77-Mürselat


1- Dalga dalga salınanlara,

2- Kasırga gibi esip savuranlara,

3- Her yana dağıtanlara,

4- Doğruyu eğriden kesin çizgilerle ayıranlara,

5- İlahi mesajı peygamberlere iletenlere andolsun.

6- Ya bahaneleri boşa çıkarmak ya da uyarmak amacı ile,

7- Size söz verilen kıyamet kesinlikle kopacaktır.
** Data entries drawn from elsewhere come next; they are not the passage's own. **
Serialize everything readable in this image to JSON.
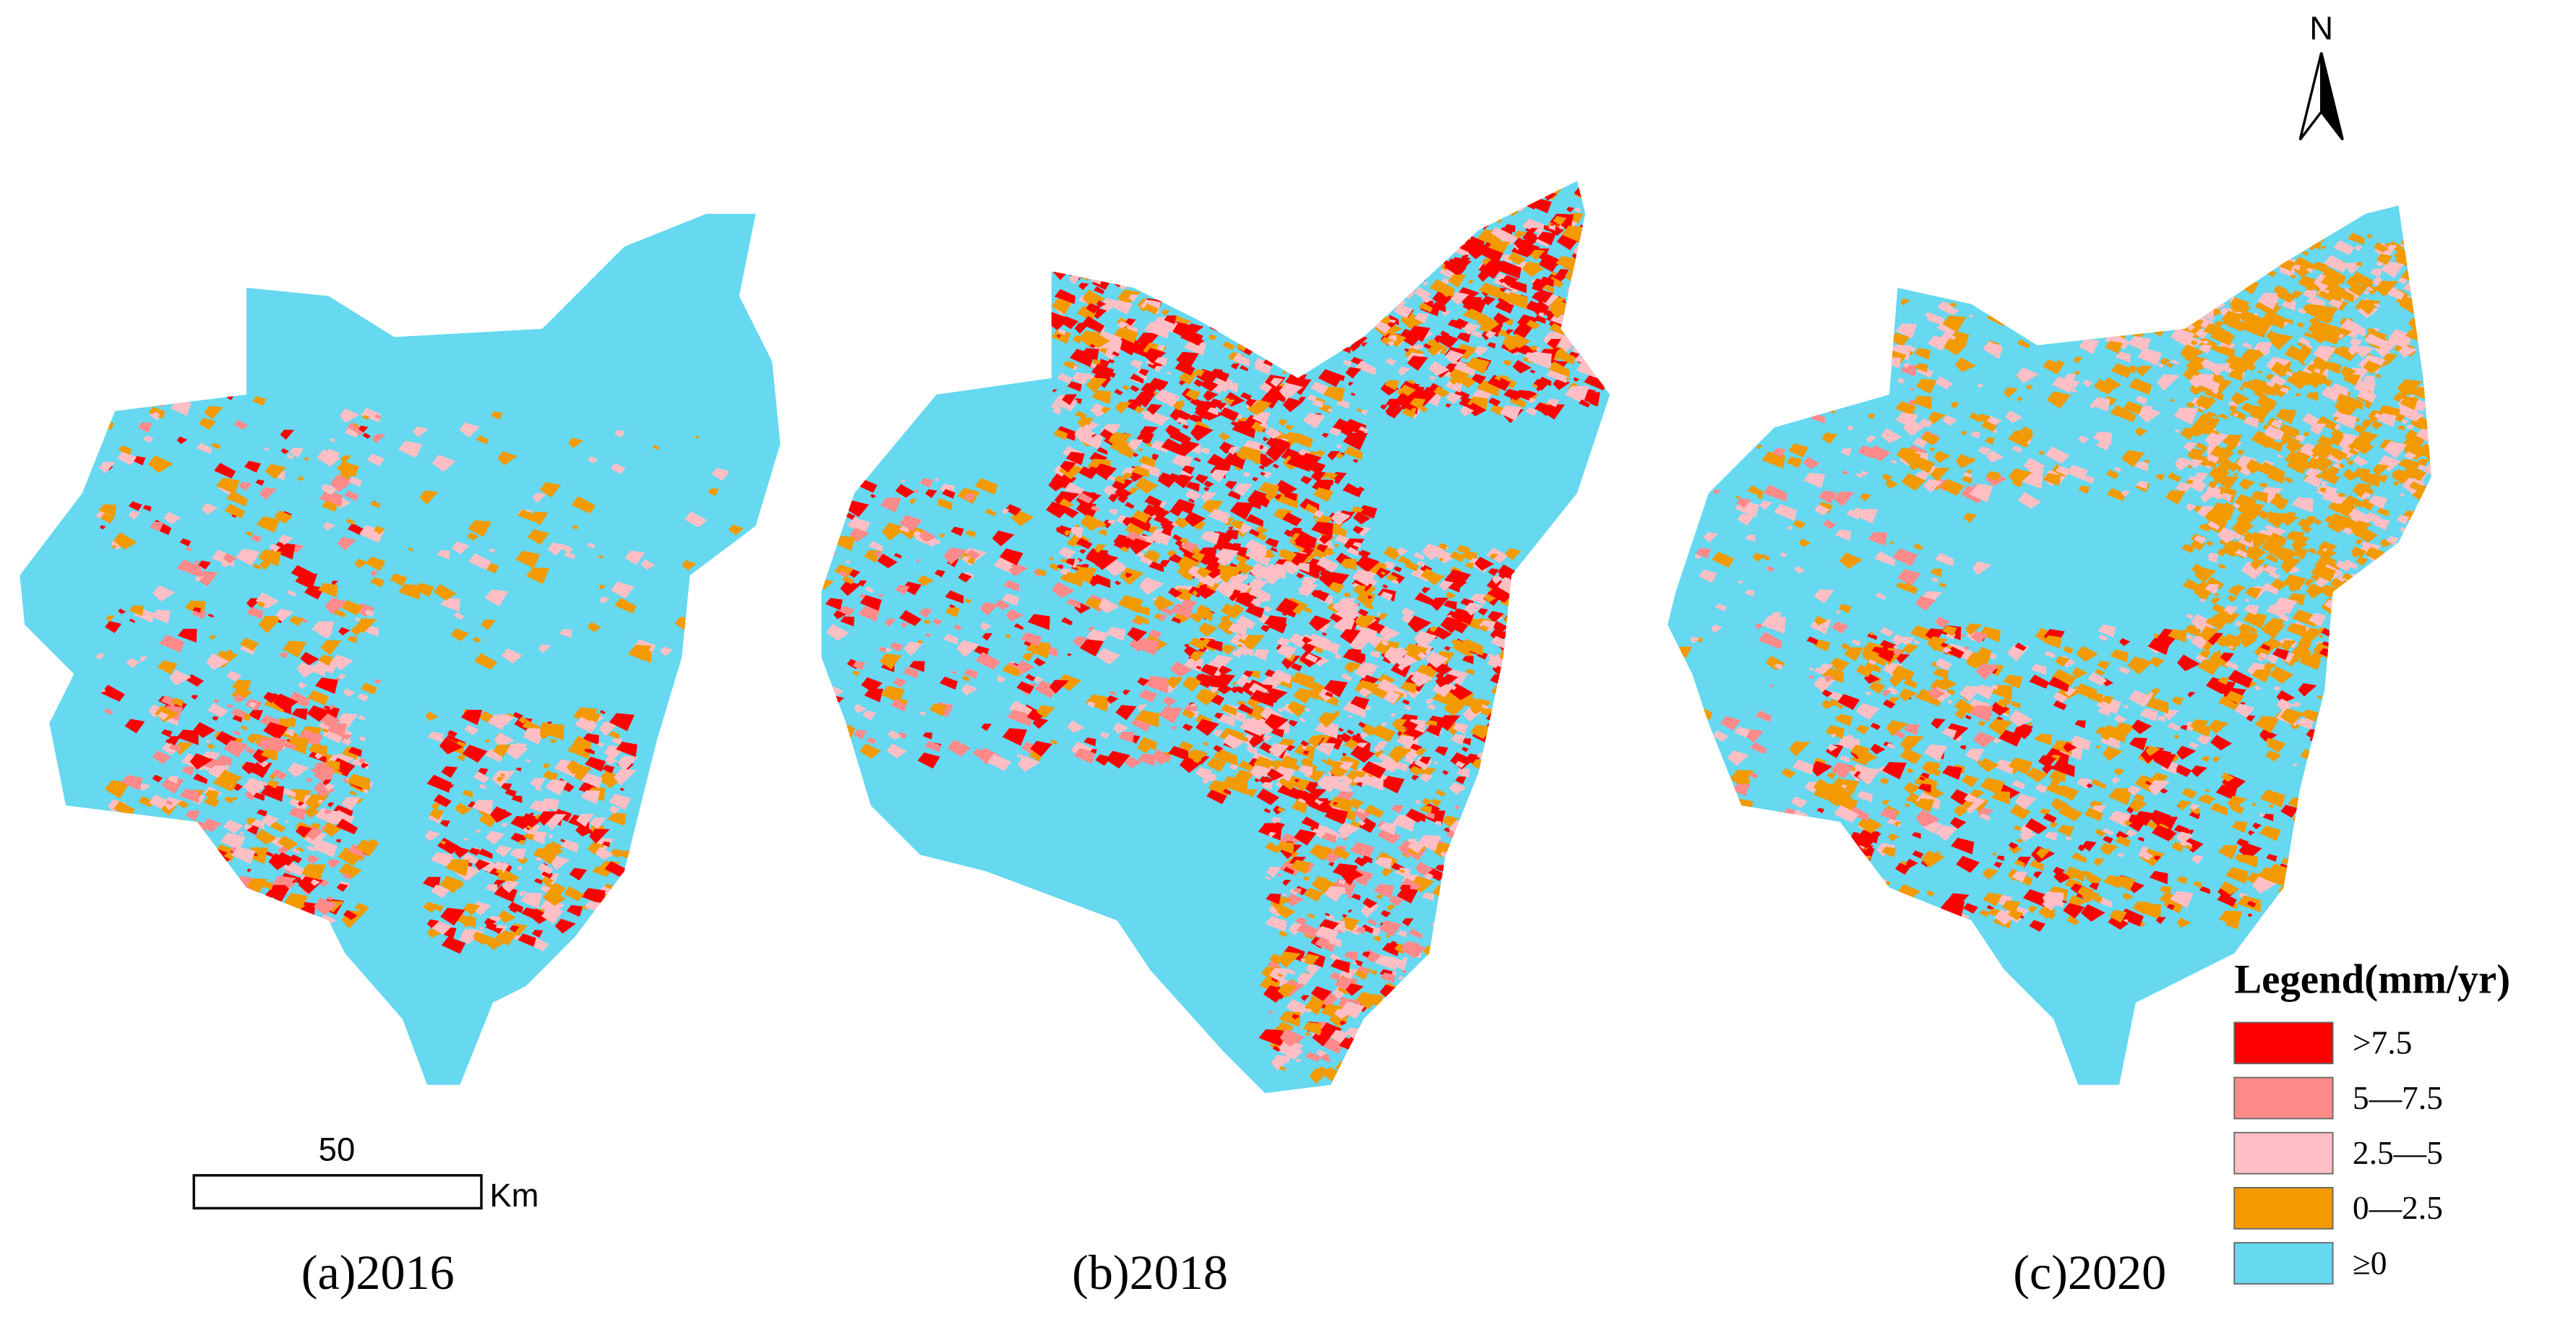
{
  "panels": [
    {
      "label": "(a)2016"
    },
    {
      "label": "(b)2018"
    },
    {
      "label": "(c)2020"
    }
  ],
  "legend": {
    "title": "Legend(mm/yr)",
    "items": [
      {
        "label": ">7.5",
        "color": "#ff0000"
      },
      {
        "label": "5—7.5",
        "color": "#ff8a8a"
      },
      {
        "label": "2.5—5",
        "color": "#ffbfc4"
      },
      {
        "label": "0—2.5",
        "color": "#f29a00"
      },
      {
        "label": "≥0",
        "color": "#66d8f0"
      }
    ]
  },
  "scale_bar": {
    "value": "50",
    "unit": "Km"
  },
  "north_arrow": {
    "label": "N"
  }
}
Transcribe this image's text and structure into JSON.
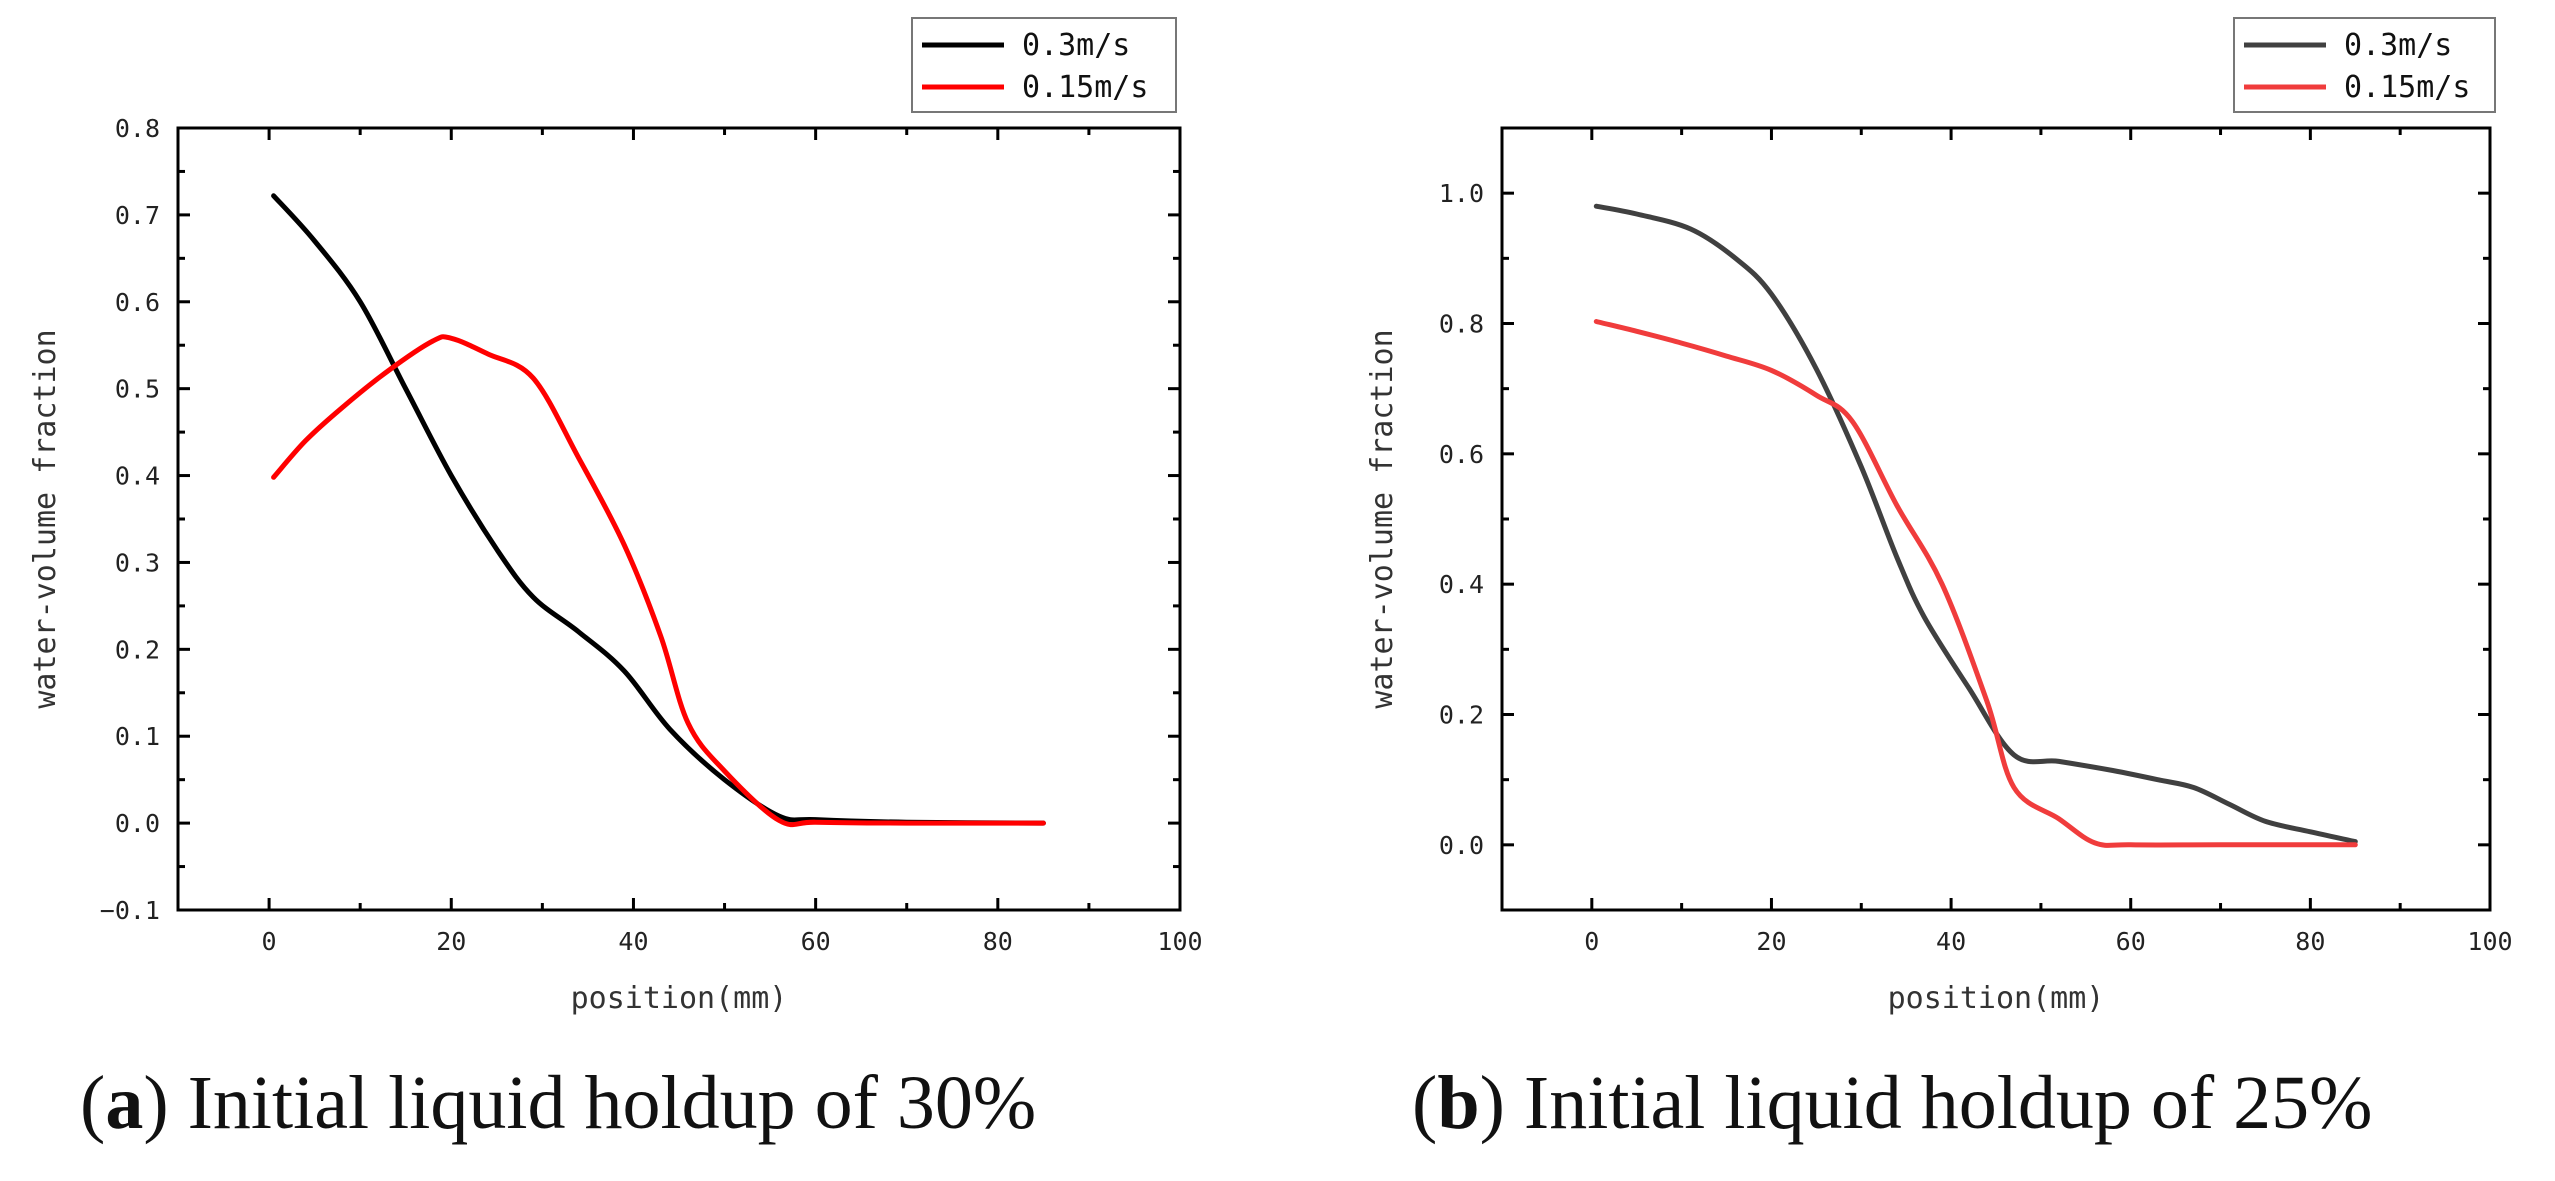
{
  "chart_data": [
    {
      "type": "line",
      "id": "a",
      "caption_letter": "a",
      "caption_text": "Initial liquid holdup of 30%",
      "xlabel": "position(mm)",
      "ylabel": "water-volume fraction",
      "xlim": [
        -10,
        100
      ],
      "ylim": [
        -0.1,
        0.8
      ],
      "xticks": [
        0,
        20,
        40,
        60,
        80,
        100
      ],
      "xtick_labels": [
        "0",
        "20",
        "40",
        "60",
        "80",
        "100"
      ],
      "yticks": [
        -0.1,
        0.0,
        0.1,
        0.2,
        0.3,
        0.4,
        0.5,
        0.6,
        0.7,
        0.8
      ],
      "ytick_labels": [
        "−0.1",
        "0.0",
        "0.1",
        "0.2",
        "0.3",
        "0.4",
        "0.5",
        "0.6",
        "0.7",
        "0.8"
      ],
      "legend_position": "top-right",
      "series": [
        {
          "name": "0.3m/s",
          "color": "#000000",
          "x": [
            0.5,
            5,
            10,
            15,
            20,
            25,
            29,
            34,
            39,
            44,
            50,
            56,
            60,
            70,
            85
          ],
          "y": [
            0.722,
            0.67,
            0.6,
            0.5,
            0.4,
            0.315,
            0.26,
            0.22,
            0.175,
            0.108,
            0.05,
            0.008,
            0.004,
            0.001,
            0.0
          ]
        },
        {
          "name": "0.15m/s",
          "color": "#ff0000",
          "x": [
            0.5,
            4,
            8,
            13,
            18,
            20,
            24,
            29,
            34,
            39,
            43,
            46,
            50,
            56,
            60,
            70,
            85
          ],
          "y": [
            0.398,
            0.44,
            0.478,
            0.52,
            0.555,
            0.558,
            0.54,
            0.512,
            0.42,
            0.32,
            0.215,
            0.115,
            0.06,
            0.003,
            0.001,
            0.0,
            0.0
          ]
        }
      ]
    },
    {
      "type": "line",
      "id": "b",
      "caption_letter": "b",
      "caption_text": "Initial liquid holdup of 25%",
      "xlabel": "position(mm)",
      "ylabel": "water-volume fraction",
      "xlim": [
        -10,
        100
      ],
      "ylim": [
        -0.1,
        1.1
      ],
      "xticks": [
        0,
        20,
        40,
        60,
        80,
        100
      ],
      "xtick_labels": [
        "0",
        "20",
        "40",
        "60",
        "80",
        "100"
      ],
      "yticks": [
        0.0,
        0.2,
        0.4,
        0.6,
        0.8,
        1.0
      ],
      "ytick_labels": [
        "0.0",
        "0.2",
        "0.4",
        "0.6",
        "0.8",
        "1.0"
      ],
      "legend_position": "top-right",
      "series": [
        {
          "name": "0.3m/s",
          "color": "#404040",
          "x": [
            0.5,
            5,
            11,
            16,
            20,
            25,
            30,
            34,
            37,
            42,
            47,
            52,
            58,
            63,
            67,
            71,
            75,
            80,
            85
          ],
          "y": [
            0.98,
            0.968,
            0.945,
            0.9,
            0.845,
            0.73,
            0.58,
            0.44,
            0.35,
            0.24,
            0.138,
            0.128,
            0.114,
            0.1,
            0.088,
            0.062,
            0.036,
            0.02,
            0.005
          ]
        },
        {
          "name": "0.15m/s",
          "color": "#f03c3c",
          "x": [
            0.5,
            5,
            10,
            15,
            20,
            25,
            29,
            34,
            39,
            44,
            47,
            52,
            56,
            60,
            70,
            85
          ],
          "y": [
            0.803,
            0.788,
            0.77,
            0.75,
            0.728,
            0.69,
            0.65,
            0.52,
            0.4,
            0.22,
            0.088,
            0.04,
            0.003,
            0.0,
            0.0,
            0.0
          ]
        }
      ]
    }
  ]
}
Bu kesitle ele Alınan konu "Kıyamet günü" meselesidir. Müşriklerin gerçekleşeceğini bir türlü akıllarına sığdıramadıkları ve Kur'an'ın, birçok ayetinde gerçekleşeceğini değişik anlatma yöntemleri ile vurgulayarak kafalarına işlemeye çalıştığı kıyamet günü meselesi ile yüzyüzeyiz. Kur'an'ın bu olguyu müşriklerin akıllarına yerleştirmek, onun gerçekliğini kalplerine işlemek için gösterdiği yoğun çaba gerekli, hatta kaçınılmaz bir çabadır. Çünkü müşriklerin vicdanlarında temel ilkelere dayalı bir inanç yapısı kurabilmek için, bunun yanısıra hayatlarının değer yargılarının ölçülerini bütünü ile düzeltebilmek için bu olgunun gerçek olduğuna inandırılmaları ön şart idi. Ahiret gününe inanmak gök kaynaklı bu inanç sisteminin temel taşı olduğu gibi, insana yaraşır hayat düşüncesinin de temel taşıdır. Bu hayatla ilgili olan herşey sonunda varıp ona dayanır. Hayatın her alanına egemen olan değer ölçüleri de ancak bu inanç temeline dayandırılarak düzeltilebilir. İşte bu yüzden bu inancı kalplere ve kafalara yerleştirebilmek için bunca uzun ve yoğun çabaların harcanması gerekmiştir.

Yüce Allah, surenin bu ilk ayetlerinde kıyamete ilişkin vaadinin gerçekleşeceği yolunda yemin ediyor. Yemin cümlelerini okurken ilk başta şunu fark ediyoruz. Üzerine yemin edilen şeyler bilgi alanımızda kapalı, evren ve insan hayatına etkileri yansıyan gizemli güçlerdir.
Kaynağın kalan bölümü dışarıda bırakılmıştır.